Kuehne, through his attorney, Jane Moscowitz of Moscowitz & Moscowitz, P.A., filed a motion to dismiss the indictment in July, which may be viewed here, relying on the fact that one of the federal money laundering statutes, 18 U.S.C. § 1957, contains an express exemption for “any transaction necessary to preserve a person’s right to representation as guaranteed by the sixth amendment to the Constitution.” 18 U.S.C. § 1957(f)(1).The motion began with a quote from Banking Crimes: Fraud Money Laundering and Embezzlement, by John K. Villa: "There is an inestimable difference... between expecting a defendant to be able to find an attorney willing to risk his fee, and expecting him to find an attorney willing to risk his personal liberty." Kuehne argued that Congress enacted the exemption in § 1957(f)(1) out of a concern that the threat of prosecution of criminal defense attorneys for accepting fees would have a “chilling effect” on attorneys’ willingness to accept clients, and therefore impose an unacceptable burden on the exercise of the Sixth Amendment right to counsel.
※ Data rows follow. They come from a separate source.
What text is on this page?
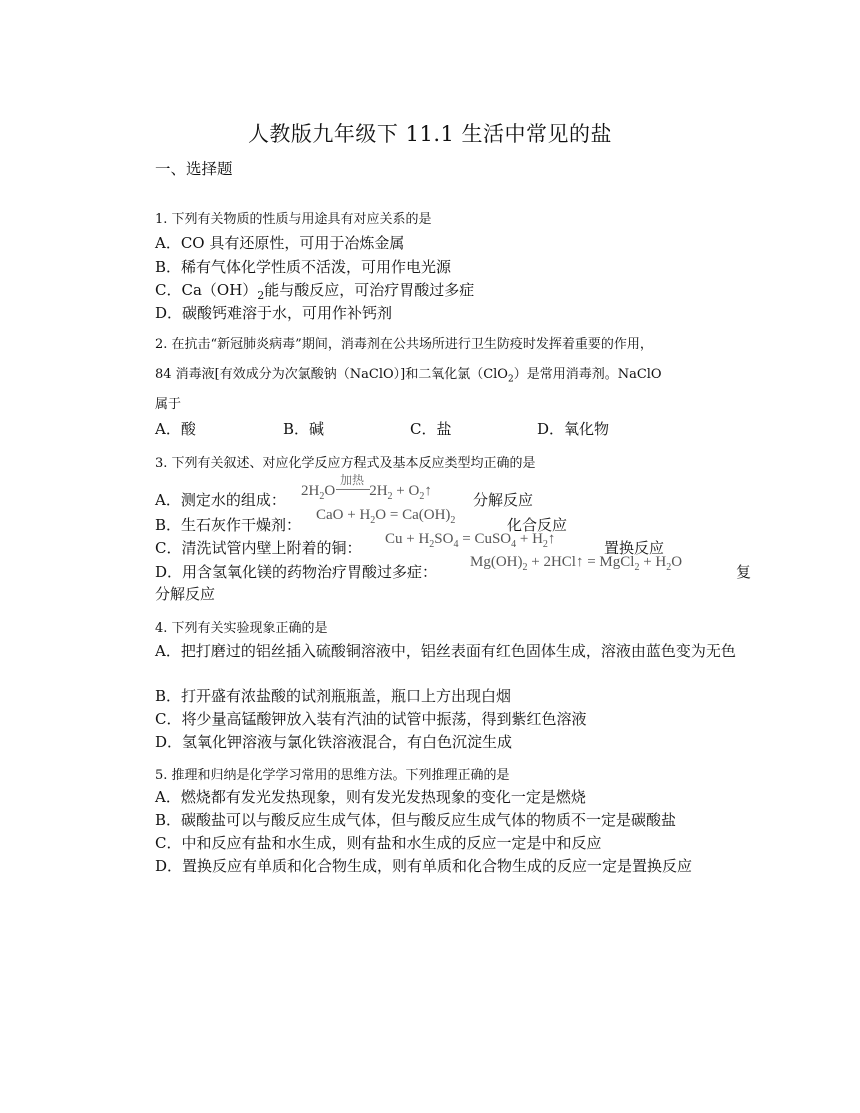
人教版九年级下 11.1 生活中常见的盐
一、选择题
1. 下列有关物质的性质与用途具有对应关系的是
A．CO 具有还原性，可用于冶炼金属
B．稀有气体化学性质不活泼，可用作电光源
C．$Ca(OH)_2$能与酸反应，可治疗胃酸过多症
D．碳酸钙难溶于水，可用作补钙剂
2. 在抗击“新冠肺炎病毒”期间，消毒剂在公共场所进行卫生防疫时发挥着重要的作用，
84 消毒液[有效成分为次氯酸钠（NaClO）]和二氧化氯（ClO$_2$）是常用消毒剂。NaClO
属于
A．酸	B．碱	C．盐	D．氧化物
3. 下列有关叙述、对应化学反应方程式及基本反应类型均正确的是
A．测定水的组成：
加热
$2H_2O$ $2H_2$ + $O_2↑$	分解反应
B．生石灰作干燥剂：
CaO + $H_2O = Ca(OH)_2$	化合反应
C．清洗试管内壁上附着的铜： $Cu + H_2SO_4$ = CuSO$_4$ + $H_2↑$	置换反应
D．用含氢氧化镁的药物治疗胃酸过多症：
$Mg(OH)_2$ + 2HCl↑ = MgCl$_2$ + $H_2O$
复
分解反应
4. 下列有关实验现象正确的是
A．把打磨过的铝丝插入硫酸铜溶液中，铝丝表面有红色固体生成，溶液由蓝色变为无色
B．打开盛有浓盐酸的试剂瓶瓶盖，瓶口上方出现白烟
C．将少量高锰酸钾放入装有汽油的试管中振荡，得到紫红色溶液
D．氢氧化钾溶液与氯化铁溶液混合，有白色沉淀生成
5. 推理和归纳是化学学习常用的思维方法。下列推理正确的是
A．燃烧都有发光发热现象，则有发光发热现象的变化一定是燃烧
B．碳酸盐可以与酸反应生成气体，但与酸反应生成气体的物质不一定是碳酸盐
C．中和反应有盐和水生成，则有盐和水生成的反应一定是中和反应
D．置换反应有单质和化合物生成，则有单质和化合物生成的反应一定是置换反应
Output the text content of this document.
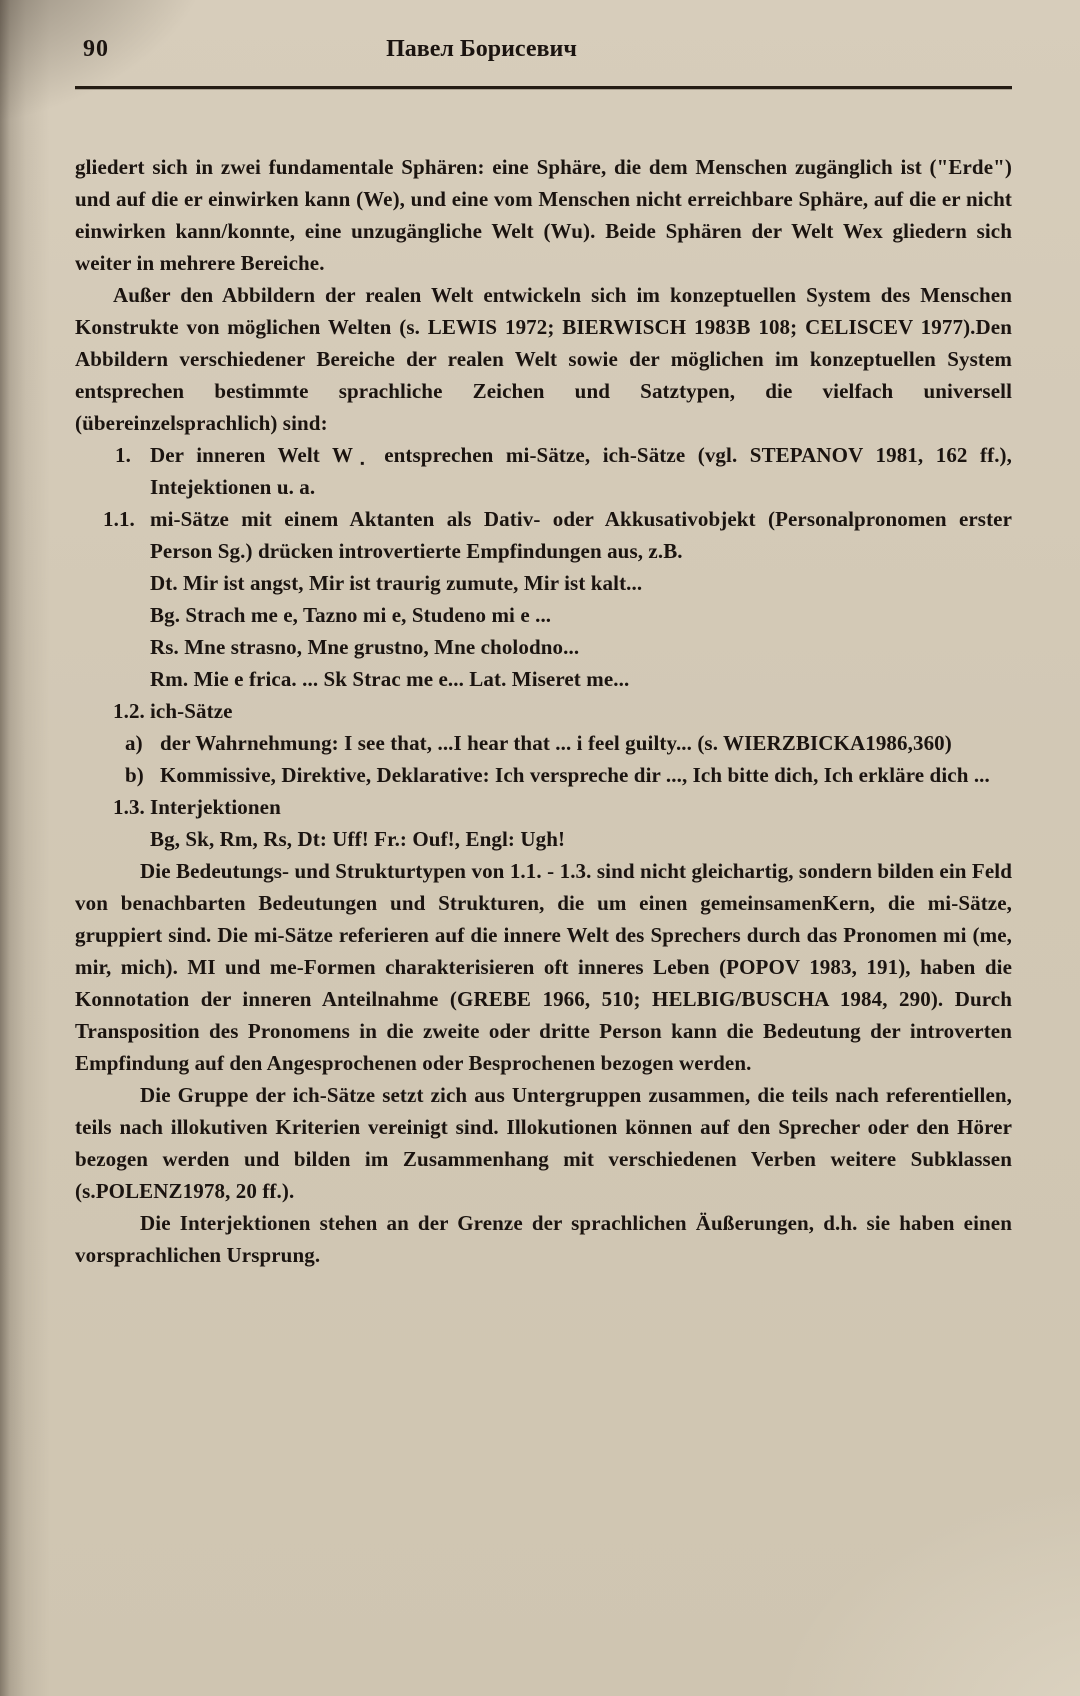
90	Павел Борисевич

gliedert sich in zwei fundamentale Sphären: eine Sphäre, die dem Menschen zugänglich ist ("Erde") und auf die er einwirken kann (We), und eine vom Menschen nicht erreichbare Sphäre, auf die er nicht einwirken kann/konnte, eine unzugängliche Welt (Wu). Beide Sphären der Welt Wex gliedern sich weiter in mehrere Bereiche.

Außer den Abbildern der realen Welt entwickeln sich im konzeptuellen System des Menschen Konstrukte von möglichen Welten (s. LEWIS 1972; BIERWISCH 1983B 108; CELISCEV 1977).Den Abbildern verschiedener Bereiche der realen Welt sowie der möglichen im konzeptuellen System entsprechen bestimmte sprachliche Zeichen und Satztypen, die vielfach universell (übereinzelsprachlich) sind:

1. Der inneren Welt $W_▪$ entsprechen mi-Sätze, ich-Sätze (vgl. STEPANOV 1981, 162 ff.), Intejektionen u. a.
1.1. mi-Sätze mit einem Aktanten als Dativ- oder Akkusativobjekt (Personalpronomen erster Person Sg.) drücken introvertierte Empfindungen aus, z.B.
Dt. Mir ist angst, Mir ist traurig zumute, Mir ist kalt...
Bg. Strach me e, Tazno mi e, Studeno mi e ...
Rs. Mne strasno, Mne grustno, Mne cholodno...
Rm. Mie e frica. ... Sk Strac me e... Lat. Miseret me...
1.2. ich-Sätze
a) der Wahrnehmung: I see that, ...I hear that ... i feel guilty... (s. WIERZBICKA1986,360)
b) Kommissive, Direktive, Deklarative: Ich verspreche dir ..., Ich bitte dich, Ich erkläre dich ...
1.3. Interjektionen
Bg, Sk, Rm, Rs, Dt: Uff! Fr.: Ouf!, Engl: Ugh!

Die Bedeutungs- und Strukturtypen von 1.1. - 1.3. sind nicht gleichartig, sondern bilden ein Feld von benachbarten Bedeutungen und Strukturen, die um einen gemeinsamenKern, die mi-Sätze, gruppiert sind. Die mi-Sätze referieren auf die innere Welt des Sprechers durch das Pronomen mi (me, mir, mich). MI und me-Formen charakterisieren oft inneres Leben (POPOV 1983, 191), haben die Konnotation der inneren Anteilnahme (GREBE 1966, 510; HELBIG/BUSCHA 1984, 290). Durch Transposition des Pronomens in die zweite oder dritte Person kann die Bedeutung der introverten Empfindung auf den Angesprochenen oder Besprochenen bezogen werden.

Die Gruppe der ich-Sätze setzt zich aus Untergruppen zusammen, die teils nach referentiellen, teils nach illokutiven Kriterien vereinigt sind. Illokutionen können auf den Sprecher oder den Hörer bezogen werden und bilden im Zusammenhang mit verschiedenen Verben weitere Subklassen (s.POLENZ1978, 20 ff.).

Die Interjektionen stehen an der Grenze der sprachlichen Äußerungen, d.h. sie haben einen vorsprachlichen Ursprung.
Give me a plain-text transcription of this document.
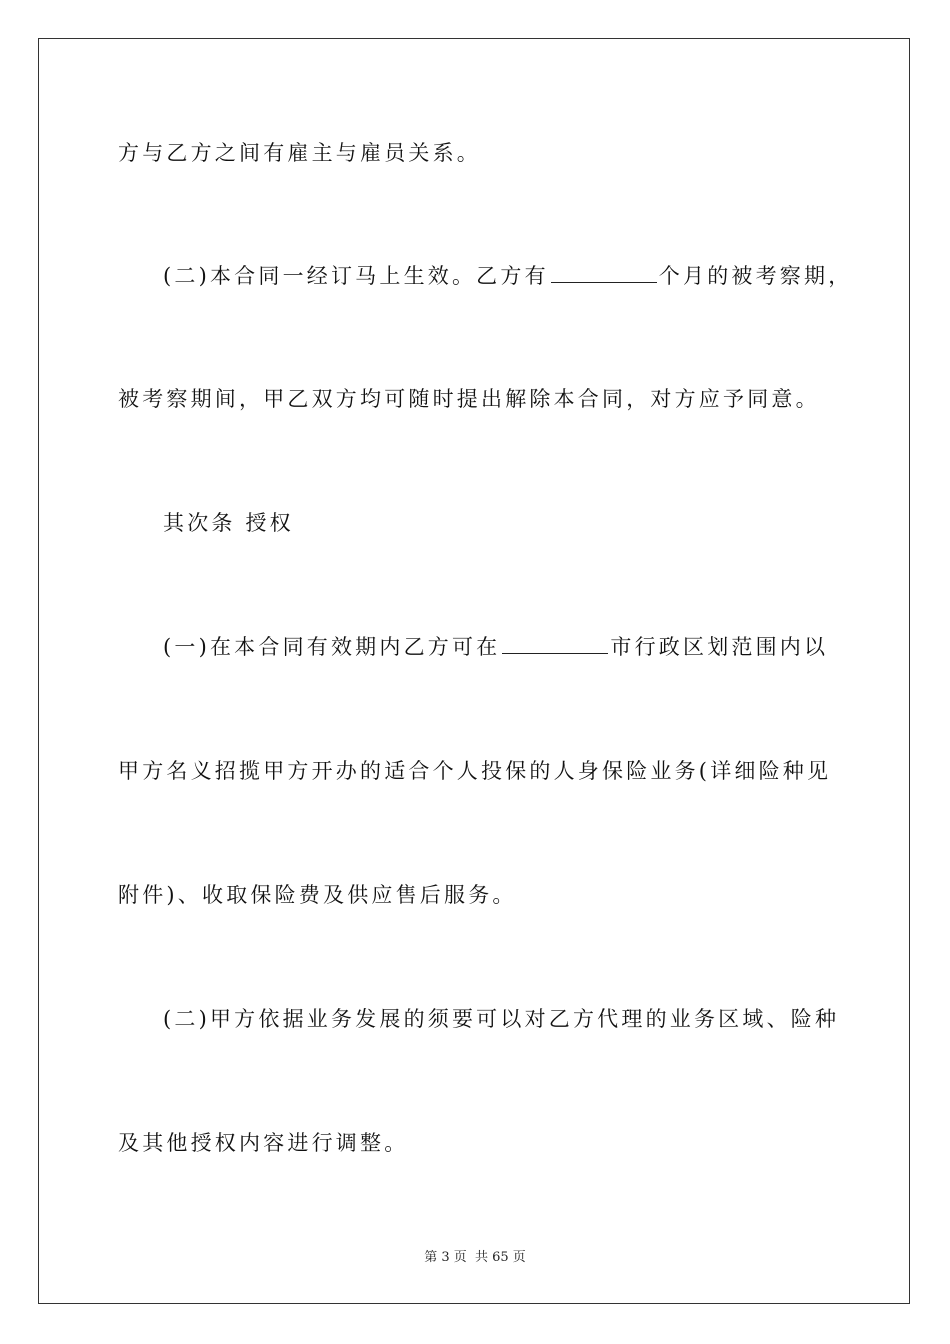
方与乙方之间有雇主与雇员关系。
(二)本合同一经订马上生效。乙方有	个月的被考察期，
被考察期间，甲乙双方均可随时提出解除本合同，对方应予同意。
其次条 授权
(一)在本合同有效期内乙方可在	市行政区划范围内以
甲方名义招揽甲方开办的适合个人投保的人身保险业务(详细险种见
附件)、收取保险费及供应售后服务。
(二)甲方依据业务发展的须要可以对乙方代理的业务区域、险种
及其他授权内容进行调整。
第 3 页 共 65 页
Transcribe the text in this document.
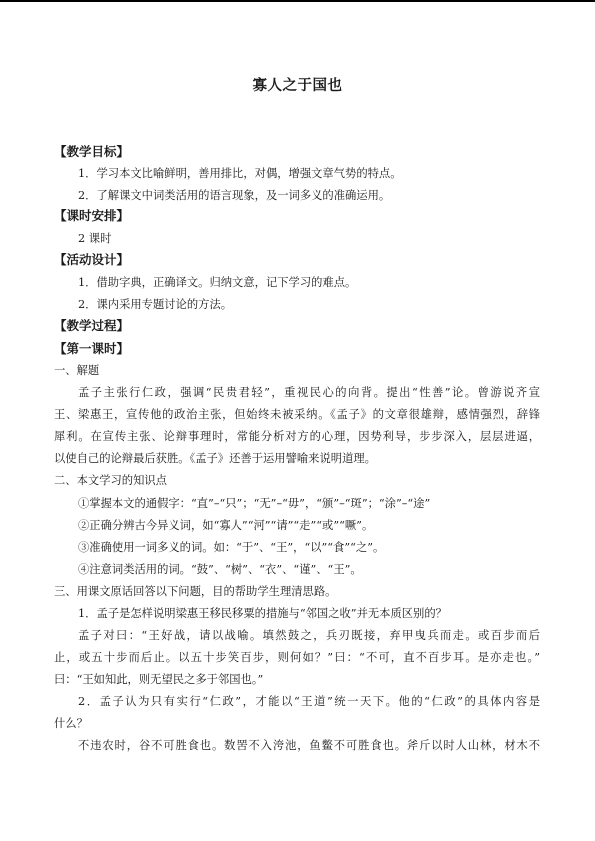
寡人之于国也
【教学目标】
1．学习本文比喻鲜明，善用排比，对偶，增强文章气势的特点。
2．了解课文中词类活用的语言现象，及一词多义的准确运用。
【课时安排】
2 课时
【活动设计】
1．借助字典，正确译文。归纳文意，记下学习的难点。
2．课内采用专题讨论的方法。
【教学过程】
【第一课时】
一、解题
孟子主张行仁政，强调“民贵君轻”，重视民心的向背。提出“性善”论。曾游说齐宣
王、梁惠王，宣传他的政治主张，但始终未被采纳。《孟子》的文章很雄辩，感情强烈，辞锋
犀利。在宣传主张、论辩事理时，常能分析对方的心理，因势利导，步步深入，层层进逼，
以使自己的论辩最后获胜。《孟子》还善于运用譬喻来说明道理。
二、本文学习的知识点
①掌握本文的通假字：“直”–“只”；“无”–“毋”，“颁”–“斑”；“涂”–“途”
②正确分辨古今异义词，如“寡人”“河”“请”“走”“或”“噘”。
③准确使用一词多义的词。如：“于”、“王”，“以”“食”“之”。
④注意词类活用的词。“鼓”、“树”、“衣”、“谨”、“王”。
三、用课文原话回答以下问题，目的帮助学生理清思路。
1．孟子是怎样说明梁惠王移民移粟的措施与“邻国之收”并无本质区别的？
孟子对曰：“王好战，请以战喻。填然鼓之，兵刃既接，弃甲曳兵而走。或百步而后
止，或五十步而后止。以五十步笑百步，则何如？”曰：“不可，直不百步耳。是亦走也。”
曰：“王如知此，则无望民之多于邻国也。”
2．孟子认为只有实行“仁政”，才能以“王道”统一天下。他的“仁政”的具体内容是
什么？
不违农时，谷不可胜食也。数罟不入洿池，鱼鳖不可胜食也。斧斤以时人山林，材木不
The defense argued that the monies paid fell squarely within § 1957(f)(1)’s exemption and that Count One of the indictment should be dismissed. The District Court agreed and dismissed Count One, and the Eleventh Circuit affirmed in United States v. Velez, No. 09-10199, 2009 WL 3416116 (11th Cir., October 26, 2009).

As reported by the Miami Herald, Kuehne addressed reporters on the steps of the courthouse, stating that he always believed “things would turn out well in the end.” Prior to the allegations against him, he had been a prominent member of the legal community, serving on the Florida Bar board of governors, as a past president of the Dade County Bar Association and as a member of Vice President Al Gore’s legal team in the 2000 Florida presidential election dispute. Kuehne expressed his appreciation to the Department of Justice for the dismissal of the matter. Cynthia Hujar Orr, President of the National Association of Criminal Defense Lawyers, which filed amicus briefs in Kuehne’s case, called the Government’s prosecution of Kuehne “disgraceful.”